When I was younger and didn’t know
I used to walk around basically begging the sky
For some calamity to challenge my foundation
When I was young
So imagine what it was like to watch up close a loved one die
And then look into the pit
I lived on the edge of it
And had to stay there
(“Belief”)
Ogni saggezza è vanificata dall’azione sviante del destino: potrebbe essere questo il senso complessivo di “Lost Wisdom pt. 2”, ma nonostante il persistente gravame della propria condizione esistenziale, Elverum riesce finalmente a far entrare un po’ d’aria tra i versi di queste otto canzoni, che conservano la forma libera e la cadenza discorsiva degli ultimi “diari” domestici.

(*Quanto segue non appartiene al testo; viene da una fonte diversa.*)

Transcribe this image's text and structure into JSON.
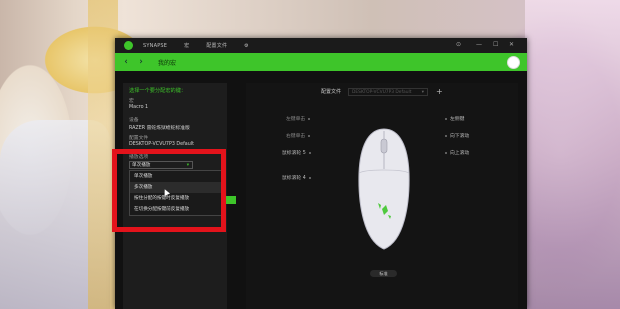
{
  "titlebar": {
    "items": [
      "SYNAPSE",
      "宏",
      "配置文件",
      "⚙"
    ],
    "controls": [
      "⊙",
      "—",
      "☐",
      "✕"
    ]
  },
  "header": {
    "back": "‹",
    "forward": "›",
    "title": "我的宏"
  },
  "left_panel": {
    "title": "选择一个要分配宏的键：",
    "lines": [
      {
        "label": "宏",
        "value": "Macro 1"
      },
      {
        "label": "设备",
        "value": "RAZER 雷蛇炼狱蝰蛇标准版"
      },
      {
        "label": "配置文件",
        "value": "DESKTOP-VCVU7P3 Default"
      },
      {
        "label": "播放选项",
        "value": ""
      }
    ],
    "select": {
      "value": "单次播放",
      "caret": "▾"
    },
    "dropdown": [
      "单次播放",
      "多次播放",
      "按住分配的按键时反复播放",
      "在切换分配按键前反复播放"
    ]
  },
  "main": {
    "profile_label": "配置文件",
    "profile_value": "DESKTOP-VCVU7P3 Default",
    "profile_caret": "▾",
    "plus": "+",
    "left_buttons": [
      "左键单击",
      "右键单击",
      "鼠标滚轮 5",
      "鼠标滚轮 4"
    ],
    "right_buttons": [
      "左侧键",
      "向下滚动",
      "向上滚动"
    ],
    "bottom_button": "标准"
  },
  "colors": {
    "accent": "#3ec52a",
    "highlight": "#e3131b"
  }
}
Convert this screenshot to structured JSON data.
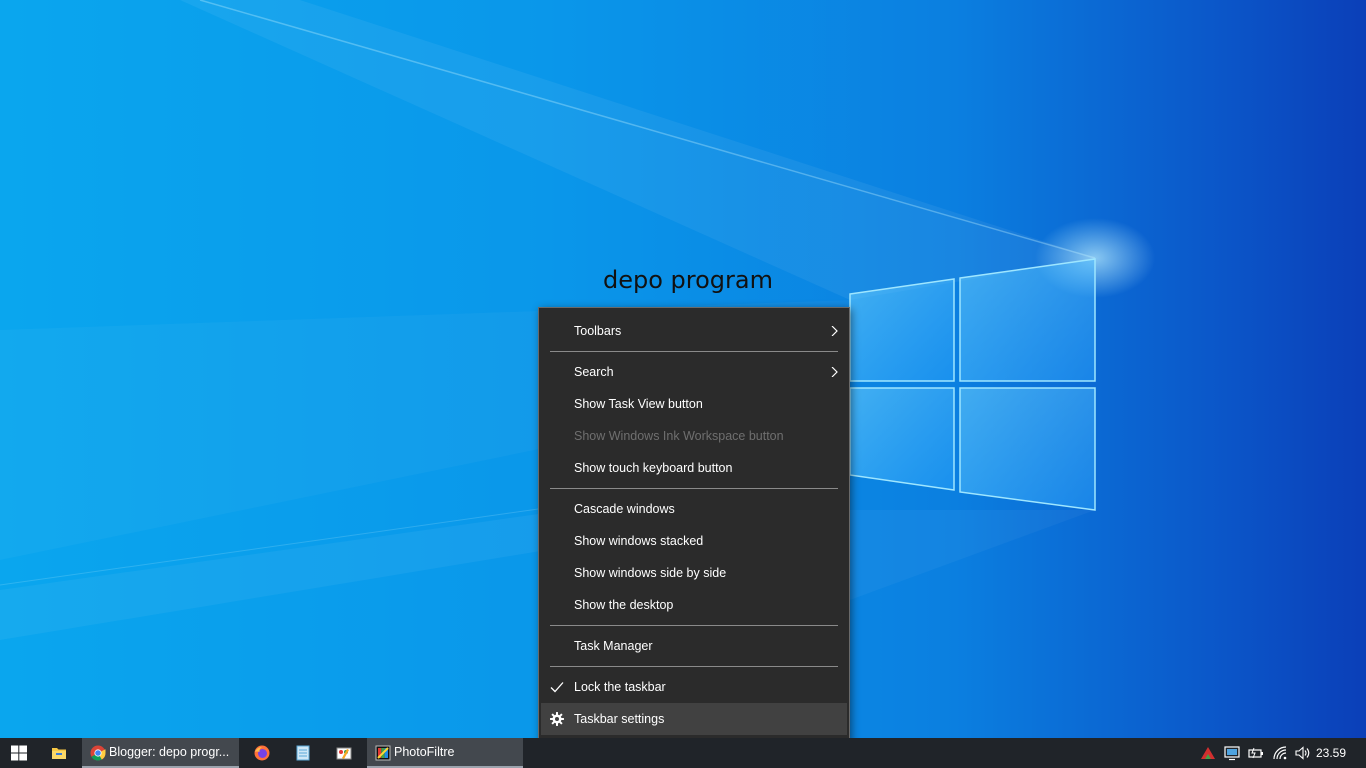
{
  "desktop": {
    "watermark_text": "depo program"
  },
  "context_menu": {
    "items": [
      {
        "label": "Toolbars",
        "submenu": true
      },
      {
        "label": "Search",
        "submenu": true
      },
      {
        "label": "Show Task View button"
      },
      {
        "label": "Show Windows Ink Workspace button",
        "disabled": true
      },
      {
        "label": "Show touch keyboard button"
      },
      {
        "label": "Cascade windows"
      },
      {
        "label": "Show windows stacked"
      },
      {
        "label": "Show windows side by side"
      },
      {
        "label": "Show the desktop"
      },
      {
        "label": "Task Manager"
      },
      {
        "label": "Lock the taskbar",
        "checked": true
      },
      {
        "label": "Taskbar settings",
        "icon": "gear-icon",
        "highlighted": true
      }
    ]
  },
  "taskbar": {
    "apps": [
      {
        "icon": "windows-start-icon"
      },
      {
        "icon": "file-explorer-icon"
      },
      {
        "icon": "chrome-icon",
        "label": "Blogger: depo progr..."
      },
      {
        "icon": "firefox-icon"
      },
      {
        "icon": "notepad-icon"
      },
      {
        "icon": "paint-icon"
      },
      {
        "icon": "photofiltre-icon",
        "label": "PhotoFiltre"
      }
    ],
    "tray_icons": [
      "red-arrow-icon",
      "display-icon",
      "battery-icon",
      "wifi-icon",
      "volume-icon"
    ],
    "clock": "23.59"
  },
  "colors": {
    "menu_bg": "#2b2b2b",
    "menu_highlight": "#414141",
    "taskbar_bg": "#202429",
    "taskbar_active": "#43484e"
  }
}
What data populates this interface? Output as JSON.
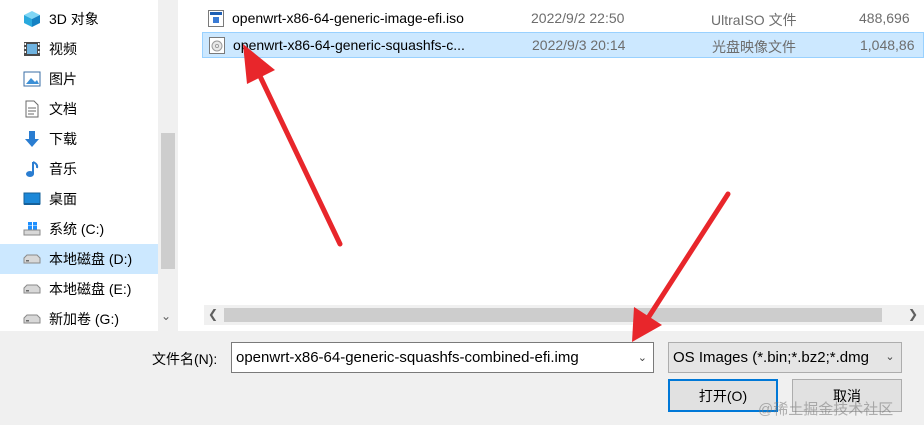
{
  "sidebar": {
    "items": [
      {
        "label": "3D 对象",
        "icon": "cube-3d-icon"
      },
      {
        "label": "视频",
        "icon": "video-icon"
      },
      {
        "label": "图片",
        "icon": "picture-icon"
      },
      {
        "label": "文档",
        "icon": "document-icon"
      },
      {
        "label": "下载",
        "icon": "download-icon"
      },
      {
        "label": "音乐",
        "icon": "music-icon"
      },
      {
        "label": "桌面",
        "icon": "desktop-icon"
      },
      {
        "label": "系统 (C:)",
        "icon": "windows-drive-icon"
      },
      {
        "label": "本地磁盘 (D:)",
        "icon": "drive-icon"
      },
      {
        "label": "本地磁盘 (E:)",
        "icon": "drive-icon"
      },
      {
        "label": "新加卷 (G:)",
        "icon": "drive-icon"
      }
    ]
  },
  "files": [
    {
      "name": "openwrt-x86-64-generic-image-efi.iso",
      "date": "2022/9/2 22:50",
      "type": "UltraISO 文件",
      "size": "488,696",
      "icon": "iso-file-icon"
    },
    {
      "name": "openwrt-x86-64-generic-squashfs-c...",
      "date": "2022/9/3 20:14",
      "type": "光盘映像文件",
      "size": "1,048,86",
      "icon": "disc-image-icon"
    }
  ],
  "footer": {
    "filename_label": "文件名(N):",
    "filename_value": "openwrt-x86-64-generic-squashfs-combined-efi.img",
    "filetype_value": "OS Images (*.bin;*.bz2;*.dmg",
    "open_label": "打开(O)",
    "cancel_label": "取消"
  },
  "watermark": "@稀土掘金技术社区",
  "colors": {
    "selection": "#cce8ff",
    "arrow": "#e8262b",
    "accent": "#0078d7"
  }
}
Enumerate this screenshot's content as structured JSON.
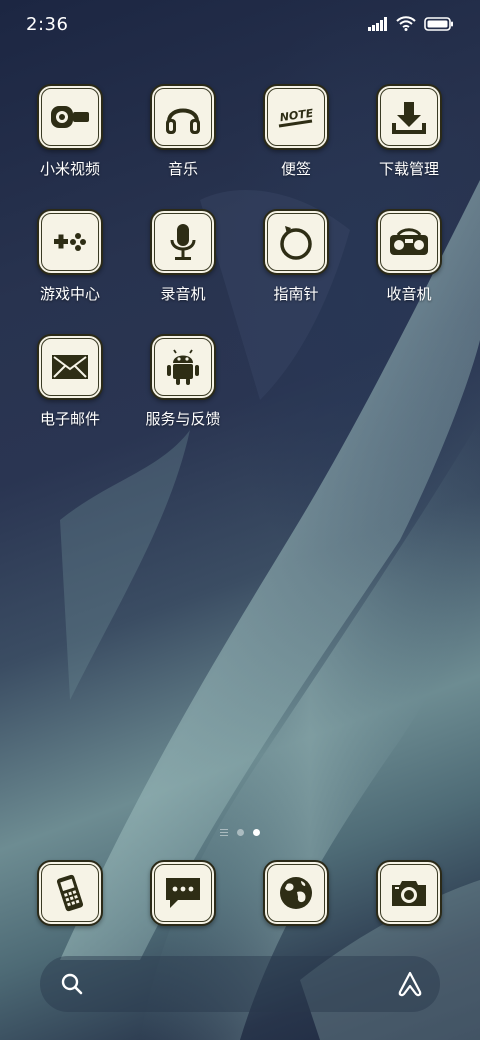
{
  "status_bar": {
    "time": "2:36",
    "icons": [
      "signal-icon",
      "wifi-icon",
      "battery-icon"
    ]
  },
  "apps": [
    {
      "label": "小米视频",
      "icon": "video-camera-icon"
    },
    {
      "label": "音乐",
      "icon": "headphones-icon"
    },
    {
      "label": "便签",
      "icon": "note-icon",
      "icon_text": "NOTE"
    },
    {
      "label": "下载管理",
      "icon": "download-icon"
    },
    {
      "label": "游戏中心",
      "icon": "gamepad-icon"
    },
    {
      "label": "录音机",
      "icon": "microphone-icon"
    },
    {
      "label": "指南针",
      "icon": "compass-icon"
    },
    {
      "label": "收音机",
      "icon": "radio-icon"
    },
    {
      "label": "电子邮件",
      "icon": "envelope-icon"
    },
    {
      "label": "服务与反馈",
      "icon": "android-icon"
    }
  ],
  "page_indicator": {
    "pages": 2,
    "active": 2
  },
  "dock": [
    {
      "icon": "phone-icon"
    },
    {
      "icon": "message-icon"
    },
    {
      "icon": "globe-icon"
    },
    {
      "icon": "camera-icon"
    }
  ],
  "search": {
    "icon": "search-icon",
    "assistant_icon": "assistant-icon"
  },
  "colors": {
    "tile_bg": "#f6f3e6",
    "icon_fg": "#2e2d15",
    "tile_border": "#2b2a18"
  }
}
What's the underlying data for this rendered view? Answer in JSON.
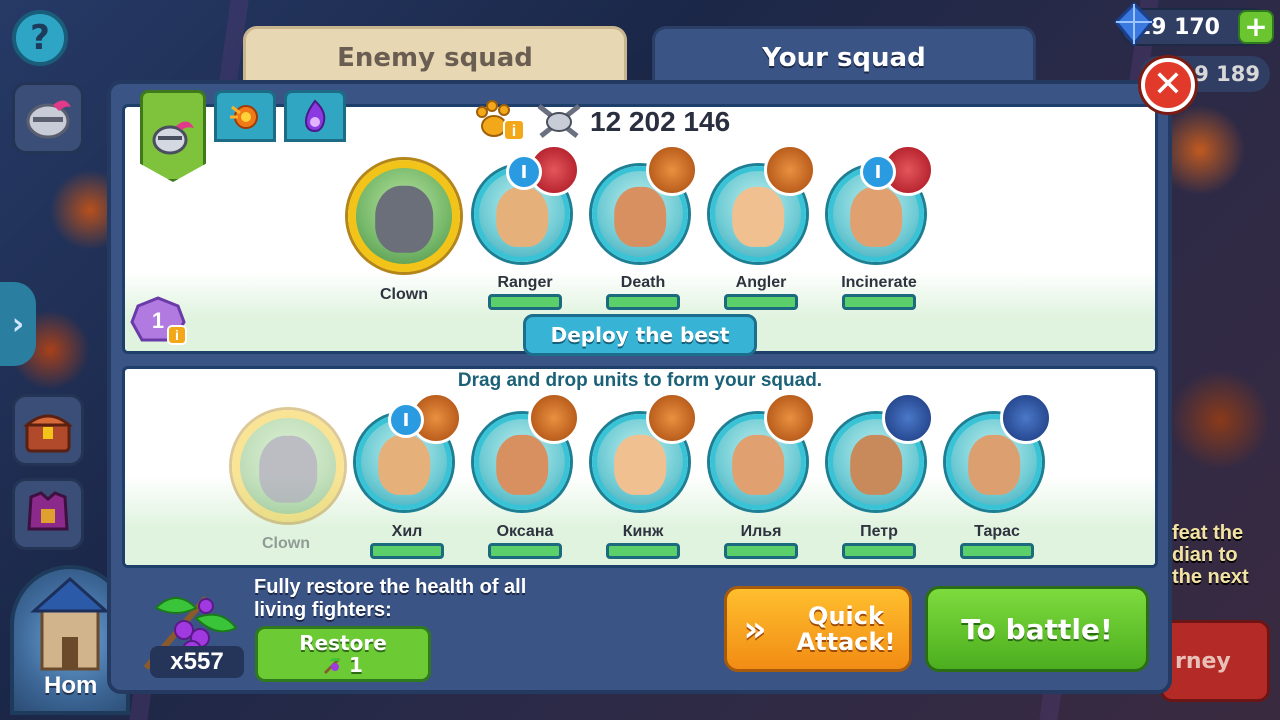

Nella seconda traccia è descritta vividamente l’impressione per cui all’uscita da un museo, scrollata di dosso la polvere dei secoli, ogni cosa sembra d’un tratto animarsi e risplendere di luce. In fondo, senza Geneviève, anche il focolare domestico è divenuto una sorta di museo della memoria tra le mura del quale Phil era rimasto intrappolato: tornare a mettere il naso fuori, a cercare complicità umana e artistica è un segno di progressivo miglioramento, per quanto ancora segnato dalla più cruda disillusione.
Even if I never get to see you again
I’ll know that when we collided
We both broke each other open
Rose petals were blustering
And I’m determined still to hold this open door
Even now as it devastates
I wake up gasping in the void again
(“Love Without Possession”)
È già difficile mantenere la compostezza emotiva nell’ascoltare il dolce controcanto di “Love Without Possession”, ma l’ingresso gentile di un organetto e di una batteria suonano come la prima-vera nota di sollievo dopo la stoica introspezione dei resoconti precedenti. In questa mezz’ora non riescono a prevalere nemmeno le sporadiche distorsioni della chitarra, ridotte a un mormorìo in secondo piano, tranne che nell’esplosione quasi trionfale di “Widows” – prossima ai Neutral Milk Hotel più corali – altrimenti l’ennesima, amara presa di coscienza di un quadro familiare incompleto, l’assurdità di crescere una figlia senza le cure e la sensibilità di una madre.
Torna a esserci sottotesto, e dunque poesia, nella scrittura post-traumatica di Elverum, al punto da far apparire questa iterazione del duetto con Julie Doiron più densa di quanto in definitiva non sia. È un respiro profondo, questo sì, e ascoltare “Lost Wisdom pt. 2” non provoca più il tuffo al cuore cui ci eravamo abituati sino all’intenso live “(after)”. Testimonia lo stesso Phil: “Abbiamo registrato con le porte spalancate e tra i respiri si sentono gli uccelli, martelli pneumatici in lontananza, e in alcune canzoni l'aria notturna.”
Forse nessun album sarà mai quello della definitiva guarigione, poiché non sembra esserci cura per la profonda malinconia che permea la visione del mondo di Elverum. Ma ciò non significa che manchi una qualche forma di consolazione, finanche occasionale e transitoria: e quella consolazione continua a essere la scrittura, il canto che reca memoria di quel che si è perso; il potere della parola che ogni volta fa rivivere ciò che è svanito – e con esso una fioca, imperitura speranza.